Créé en 1997, le réseau interne de France Télécom, baptisé Intranoo, accompagne la révolution culturelle de l’opérateur. Tout se passe désormais en ligne.
« Monstre », « grand machin », « vaste sujet », « c’est un peu secret, vous savez... » À l’évocation du réseau interne de France Télécom, les réactions se font vagues... Il est vrai qu’Intranoo (entre nous), un si joli nom, est gigantesque. Plus de 200 sites y ont été officiellement recensés, mais les experts de France Télécom pensent qu’ils sont au moins 500. Sur les 160 000 salariés du groupe, 93 000 possèderaient aujourd’hui l’identifiant et le mot de passe nécessaires à un accès à Intranoo depuis leur poste de travail. Des accès qui diffèrent selon la fonction exercée. Pour des raisons de sécurité, il leur est formellement interdit de connecter à la Toile les machines de l’entreprise. Pour limiter les risques d’intrusions intempestives de hackers, mais aussi « les surfs de divertissements au bureau », ironise un salarié de l’entreprise.
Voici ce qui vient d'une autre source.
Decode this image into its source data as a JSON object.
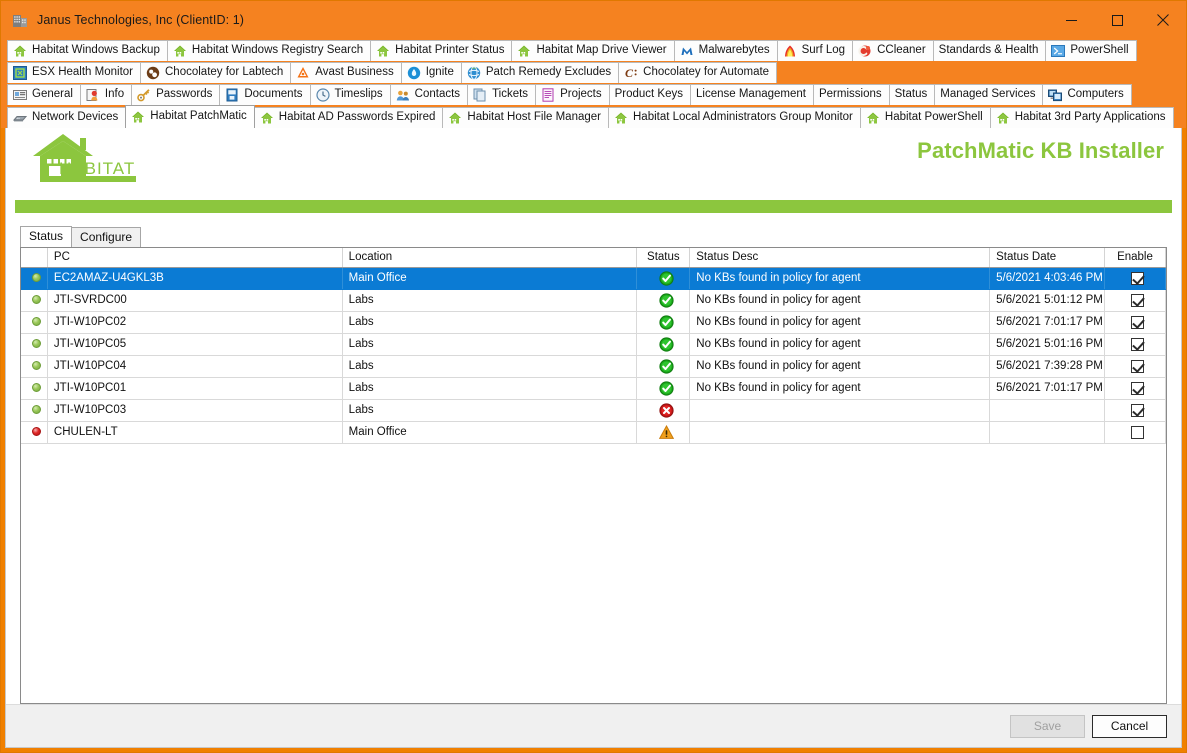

Le développement rapide d’Intranoo a accompagné, depuis 1997, la « révolution culturelle » de l’opérateur. « Le passage d’un statut d’administration d’...tat à une société anonyme cotée en Bourse. Et de surcroît, le passage d’une phone compagnie à une netcompagnie dont les actionnaires réclament des gains de production », comme le résume un cadre de la société. La terminaison en « oo », signe distinctif start-upien par excellence, se retrouve jusque dans les noms des sites. Ce qui donne par exemple des Facturanoo, Reunionoo, Dinootoo, Corsicanoo, et même Voyoo, site de la branche Val d’Oise-Yvelines dont le nom provient des trois initiales VOY suivies des deux incontournables OO... Symbole de cette « révolution », les bureaux administratifs, implantés localement, cèdent peu à peu la place à une dizaine de centres informatisés de ressources humaines, répartis sur tout le territoire. Des structures qui gèrent les salaires, les congés maladies ou les prestations sociales. Dans ce grand chambardement en cours, Intranoo incarne la transition, brutale pour certains, vers une dématérialisation totale des ressources humaines. Selon Jean-Pierre Forbé, président du syndicat CGC France Télécom, l’intranet a introduit un changement fondamental dans la diffusion d’informations au sein de l’entreprise. Un seul mot d’ordre : la chasse aux documents papiers. « Auparavant, l’une des missions des cadres était la diffusion des informations. Cela relevait de leur sphère de responsabilité et cette diffusion était orientée vers l’amélioration de la production », souligne Jean-Pierre Forbé. Avec le développement du réseau interne, les salariés sont censés partir à la pêche aux infos les concernant.
Cours à distance
Pour les cadres, il s’agit désormais de « donner du sens » à ces documents. Objectif : productivité. « Le problème, c’est que nous sommes confrontés à un flux d’informations très important, témoigne une salariée dans une agence commerciale grand public. Intranoo est effectivement un moyen rapide d’accéder, par exemple, aux fiches d’un nouveau produit. Mais cet exercice me demande tout de même dix minutes chaque matin... » Mais encore faut-il maîtriser un minimum la navigation sur un réseau interne. Pour cela, les salariés de France Télécom ont droit à deux jours et demi de formation aux nouvelles technologies. « J’ai suivi cette formation. Pour moi, elle était largement insuffisante. Certains salariés de France Télécom n’ont jamais utilisé Internet. Le simple fait d’apprendre à créer des signets sur Intranoo n’est pas évident pour tout le monde », explique une autre employée.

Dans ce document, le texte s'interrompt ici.